When God is thanked, He gives us still further blessings, while we, by receiving His gifts, love Him all the more and through this love attain that divine wisdom whose beginning is the fear of God (cf. Prov. 1:7).
Praise God continually with spiritual hymns and always remain in meditation and in this way you will be able to bear the burden of the temptations that come upon you. A traveler who is carrying a heavy load pauses from time to time and draws in deep breaths; it makes the journey easier and the burden lighter.
To wage war only with the sins that make their appearance as actual deeds would be just as unsuccessful as cutting down weeds in a garden instead of digging them up at the root and throwing them out. Sins appear as inevitable outgrowths from their roots, the passions of the soul.
Even a pious person is not immune to spiritual sickness if he does not have a wise guide -- either a living person or a spiritual writer. This sickness is called prelest, or spiritual delusion, imagining oneself to be near to God and to the realm of the divine and supernatural. Even zealous ascetics in monasteries are sometimes subject to this delusion, but of course, laymen who are zealous in external struggles (podvigi) undergo it much more frequently. Surpassing their acquaintances in struggles of prayer and fasting, they imagine that they are seers of divine visions, or at least of dreams inspired by grace. In every event of their lives, they see special intentional directions from God or their guardian angel. And then they start imagining that they are God's elect, and often try to foretell the future. The Holy Fathers armed themselves against nothing so fiercely as against this sickness -- prelest.
Forgive and pray, in order to live your life serenely. And do not do to others that which you do not want them to do to you, or return the evil which they have done to you.
Cultivate patience. Patience is a heavenly gift, a gift from the Heavenly Father... With patience, and love for your fellow men, you become a victor in life's continual trials.

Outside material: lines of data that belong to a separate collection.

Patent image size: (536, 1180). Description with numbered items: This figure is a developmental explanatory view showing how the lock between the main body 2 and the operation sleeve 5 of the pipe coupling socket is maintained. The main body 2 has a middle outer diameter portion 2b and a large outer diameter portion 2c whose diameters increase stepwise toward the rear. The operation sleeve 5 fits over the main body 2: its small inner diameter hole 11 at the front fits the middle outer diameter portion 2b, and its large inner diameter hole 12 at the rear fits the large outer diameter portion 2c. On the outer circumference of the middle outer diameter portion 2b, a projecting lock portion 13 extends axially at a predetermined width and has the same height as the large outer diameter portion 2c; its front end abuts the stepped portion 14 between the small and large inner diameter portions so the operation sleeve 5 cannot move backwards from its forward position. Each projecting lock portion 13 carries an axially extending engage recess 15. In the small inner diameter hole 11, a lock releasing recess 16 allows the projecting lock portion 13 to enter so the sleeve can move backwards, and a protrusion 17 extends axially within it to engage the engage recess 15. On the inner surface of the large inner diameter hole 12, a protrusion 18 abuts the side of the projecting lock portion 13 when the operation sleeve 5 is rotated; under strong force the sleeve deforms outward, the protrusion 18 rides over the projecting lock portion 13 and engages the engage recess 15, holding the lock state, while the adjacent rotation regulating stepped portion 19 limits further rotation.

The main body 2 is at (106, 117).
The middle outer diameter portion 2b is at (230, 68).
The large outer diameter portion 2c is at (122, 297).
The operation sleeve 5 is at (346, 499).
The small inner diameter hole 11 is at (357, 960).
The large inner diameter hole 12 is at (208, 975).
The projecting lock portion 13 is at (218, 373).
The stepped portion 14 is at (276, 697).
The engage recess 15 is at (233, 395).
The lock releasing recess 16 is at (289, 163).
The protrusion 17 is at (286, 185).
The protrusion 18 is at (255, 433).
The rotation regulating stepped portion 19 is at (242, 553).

Not every man can be trusted when giving advice to those who seek it. We can trust only him who has received from God the grace of discrimination and who ... has acquired through great humility and long practice of the virtues an intellect blessed with spiritual insight. Such a man is in a position to advise, not everyone, but at least those who seek him out voluntarily and who question him by their own choice; for he has learned things in their true order.